Films and Television Teach History from the Comfort of Home

Films and Television Teach History from the Comfort of Home

Larry Holzwarth - April 20, 2020

Films and Television Teach History from the Comfort of Home
Drug Store lunch counters were once a common fixture in American life. Pinterest

8. How drug stores have changed

In The Best Years of Our Lives one of the main characters, Fred Derry (played by Dana Andrews), returns to his pre-war job at a local drugstore, working primarily as a soda fountain attendant, also known as a soda jerk. Nearly all drug stores through the 1930s and into the 1960s had lunch counters, where customers sat on stools and enjoyed meals including breakfast, lunch, and dinner. They also offered ice cream. In some small towns, it was only the drug store and the grocer where ice cream could be found. The soda fountains, now all but vanished, featured in many films as an easily recognizable social gathering spot. Some had booths, a feature in the film The Sting, where characters availed themselves of the pay telephone, another all but vanished feature of the past.

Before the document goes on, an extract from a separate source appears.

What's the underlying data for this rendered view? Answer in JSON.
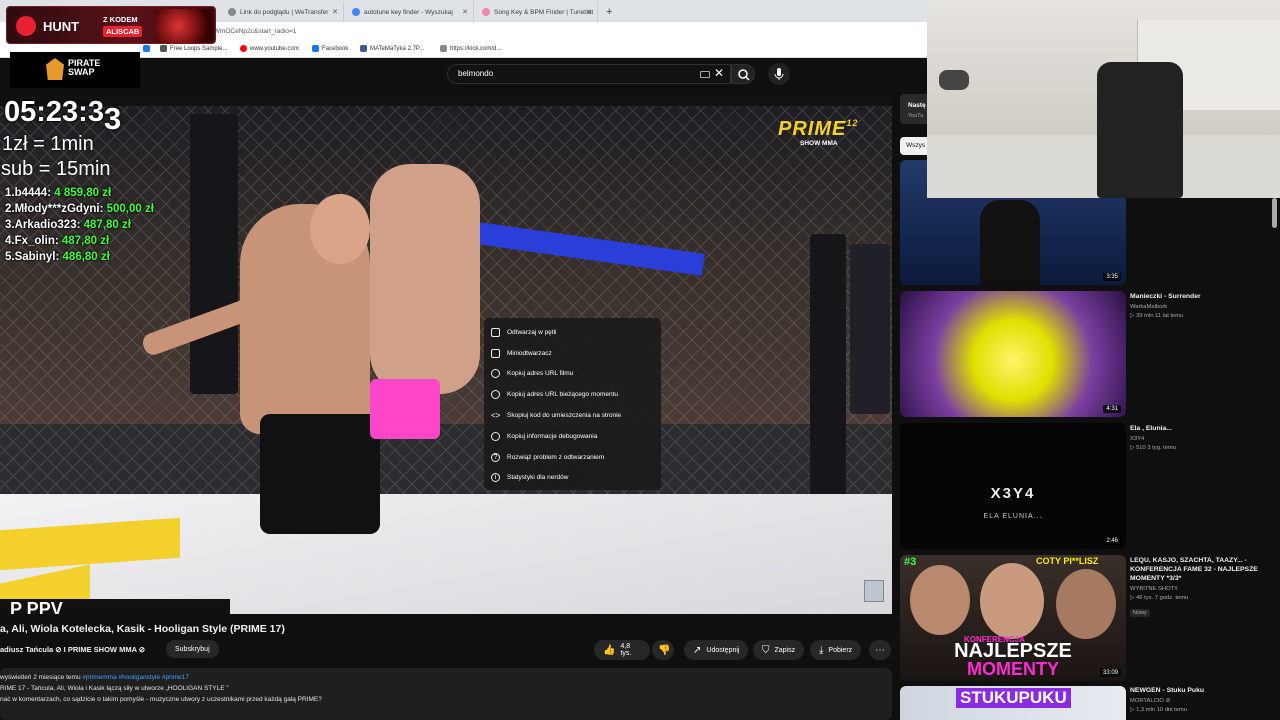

Soda fountains appeared in drug stores because they were the earliest dispensers of carbonated drinks. Coca-Cola, Pepsi-Cola, Dr. Pepper, 7-Up, and others were all originally sold as medicines and tonics (the latter contained lithium citrate until 1948). Another classic film in which a drug store soda fountain played a significant role was It’s A Wonderful Life, in which a young George Bailey works the fountain as well as delivers prescriptions for the druggist. By the 1950s the drive-in restaurant began shouldering into their business in the suburbs, and automats and lunch counters in larger stores took away much of their urban business. Today, few drug store soda fountains remain.